Treatment of Title IV Aid When a Student Withdraws:
The law specifies how your school must determine the amount of Title IV program assistance that you earn if you withdraw from school. The Title IV programs that are covered by this law are Federal Pell Grants, Iraq and Afghanistan Service Grants, Direct Loans, Direct PLUS Loans, and Federal Supplemental Educational Opportunity Grants (SEOG).

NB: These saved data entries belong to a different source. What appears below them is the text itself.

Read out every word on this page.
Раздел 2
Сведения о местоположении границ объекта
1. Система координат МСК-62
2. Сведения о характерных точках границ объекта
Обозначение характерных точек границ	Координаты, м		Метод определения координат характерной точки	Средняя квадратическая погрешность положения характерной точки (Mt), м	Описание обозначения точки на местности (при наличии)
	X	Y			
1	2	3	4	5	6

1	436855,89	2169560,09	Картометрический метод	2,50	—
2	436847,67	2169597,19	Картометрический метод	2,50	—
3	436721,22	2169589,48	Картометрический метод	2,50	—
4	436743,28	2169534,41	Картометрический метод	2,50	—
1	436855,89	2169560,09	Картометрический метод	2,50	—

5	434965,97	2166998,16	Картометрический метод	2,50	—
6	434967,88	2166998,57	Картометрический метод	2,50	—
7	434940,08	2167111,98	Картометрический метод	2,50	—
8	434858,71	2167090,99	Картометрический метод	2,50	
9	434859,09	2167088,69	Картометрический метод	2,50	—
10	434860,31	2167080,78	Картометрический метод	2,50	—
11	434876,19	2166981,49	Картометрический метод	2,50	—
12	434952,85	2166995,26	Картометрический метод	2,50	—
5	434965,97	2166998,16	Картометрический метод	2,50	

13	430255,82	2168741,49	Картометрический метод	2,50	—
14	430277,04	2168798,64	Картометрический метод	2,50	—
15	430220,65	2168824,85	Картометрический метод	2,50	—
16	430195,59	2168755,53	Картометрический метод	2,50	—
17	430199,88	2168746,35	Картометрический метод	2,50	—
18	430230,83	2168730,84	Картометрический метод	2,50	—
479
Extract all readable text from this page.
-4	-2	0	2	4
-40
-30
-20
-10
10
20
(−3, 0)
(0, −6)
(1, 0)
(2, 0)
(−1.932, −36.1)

Though your aid is posted to your account at the start of each period, you earn the funds as you complete the period. If you withdraw during your payment period or period of enrollment (your school can define these for you and tell you which one applies to you), the amount of Title IV program assistance that you have earned up to that point is determined by a specific formula. If you received (or your school or parent received on your behalf) less assistance than the amount that you earned, you may be able to receive those additional funds. If you received more assistance than you earned, the excess funds must be returned by the school. There may also be a required return by you. In addition, the student will be liable for the balance owed the college for tuition and fees. Specific return policy information is available through the Financial Aid Office, and published in the Student Financial Aid Handbook.
Courses Covered:
Financial aid is available only for courses within a student’s eligible program of study.
Repeating Courses:
For one time only, financial aid will cover a repeated course that has been previously passed (and paid for with financial aid funds). For this purpose, passed means any grade higher than an “F,” regardless of any program requirement of a higher qualitative grade.
Financial aid funds may be used repeatedly to pay for a course if the student failed/withdrew. However, if a student passed a course once, and uses financial aid funds for retaking it and fails, that failure counts as their paid retake. The student may not be paid for retaking the course a third time.
Credit for a course can only be earned one time. Only the most recent attempt of the repeated course is counted in the cumulative GPA and the quantitative earned credits. Attempted credits are always part of the quantitative calculation.